Do you eat the years? Do your hungry eyes mash the sunset in salivating jowls? Do I agree with myself about our first meeting? That was when you freestyled everything from my dance to my haircut, peeled my eyes with a hockey stick in the dusk with gnats, gnashed your eye teeth at my audition song. You didn’t see potential through the enamel. You seen it?
Corinthian, you are blue-eyed souled-out David Bowie in linen white slacks, you are camel hair Italian suedey blues, you are scotch eggs 190 proof, you are enlightened darkness, you believe in leavened dorkness. A touch from your dongle could infect billions of ones and zeros.
I’m sorry that you got divorced, oh great reader of comic books and people. Could you read your wife as well as you read me? Was it the gambling? Were impossible stakes in your vows?
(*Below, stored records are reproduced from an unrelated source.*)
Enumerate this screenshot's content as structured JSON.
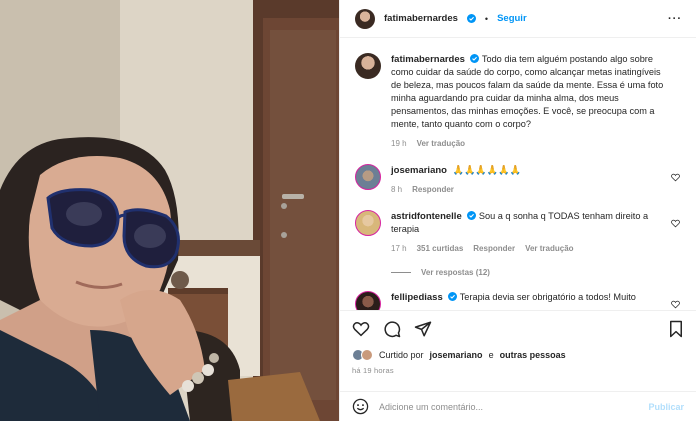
{
  "post": {
    "author": "fatimabernardes",
    "follow_label": "Seguir",
    "more_label": "···",
    "caption": "Todo dia tem alguém postando algo sobre como cuidar da saúde do corpo, como alcançar metas inatingíveis de beleza, mas poucos falam da saúde da mente. Essa é uma foto minha aguardando pra cuidar da minha alma, dos meus pensamentos, das minhas emoções. E você, se preocupa com a mente, tanto quanto com o corpo?",
    "caption_time": "19 h",
    "caption_translate": "Ver tradução"
  },
  "comments": [
    {
      "username": "josemariano",
      "text": "🙏🙏🙏🙏🙏🙏",
      "time": "8 h",
      "reply": "Responder"
    },
    {
      "username": "astridfontenelle",
      "text": "Sou a q sonha q TODAS tenham direito a terapia",
      "time": "17 h",
      "likes": "351 curtidas",
      "reply": "Responder",
      "translate": "Ver tradução",
      "view_replies": "Ver respostas (12)"
    },
    {
      "username": "fellipediass",
      "text": "Terapia devia ser obrigatório a todos! Muito"
    }
  ],
  "likes_line": {
    "prefix": "Curtido por",
    "user": "josemariano",
    "middle": "e",
    "others": "outras pessoas"
  },
  "posted_ago": "há 19 horas",
  "comment_box": {
    "placeholder": "Adicione um comentário...",
    "publish_label": "Publicar"
  },
  "colors": {
    "accent": "#0095f6",
    "verified": "#0095f6",
    "muted": "#8e8e8e",
    "publish_disabled": "#b2dffc"
  }
}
Detach, detached, no attachments, no reproachments, no encroachments, no breath mints, no window tints, no fake tizzies, sham sham do away with them them.
And under a dark cloud the dark wizard passes the time with me. A prison I put us into. Funny, I wonder if the monkeys in the cage hate their jailers, or just the baboons on the shady side of the footpath. Why must those who have it together be in my eyeline? Dark wizard, you fueled the rage we felt for the baboons, and I stood beside you ready to throw my shit. But when target practice was over and it came to throw shit or get off the pot, where were you? In bed reading your disorganized chemistry book. Boy, the baboons didn’t like us, but really me, after that. Then the jailers gave me a lecture. And you bailed, wizard. You ran like a fucking coward. Then what do you do? You throw your shit at me! The nerve of people!
Aardvark, get your protractors and rulers and measure my steps. I take giant ones, like Coltrane-sized. You wouldn’t know. Aardvark, you screw up your ugly face to talk to me in facial vortex. It is difficult to look at you. First off, only birds fly that high to get a good look. That’s the only good look you ever get.
Those that get close to me may want to do me harm. I’ve suffered too. I’ve privileged out at a low level. I’ve been bullied, crossed, joke-butted, smothered and covered. And no one cares.
You care about cats competing for pets, the Players’ Ball of Chicago, a California Pizza Chicken Shake Shack, and a love supreme pizza. You care about James Bond, the new cadillac, recycling, upcycling, unicycling, bike paths, and swaths of yoga pants on racks under air conditioning. Pick pockets in France. Where the Laker ladies dance. Bip – that’s a rimshot on the Mars rover.
“Talk that gibberish, fool.” Please. Don’t act like I don’t make sense, all day every day, every customer served. I just can’t pretend like you. That it all lines up in the ledger correctly. That it will all come out in the wash. I hate all of you equally. For reasons. For documented slights of hand and mouth.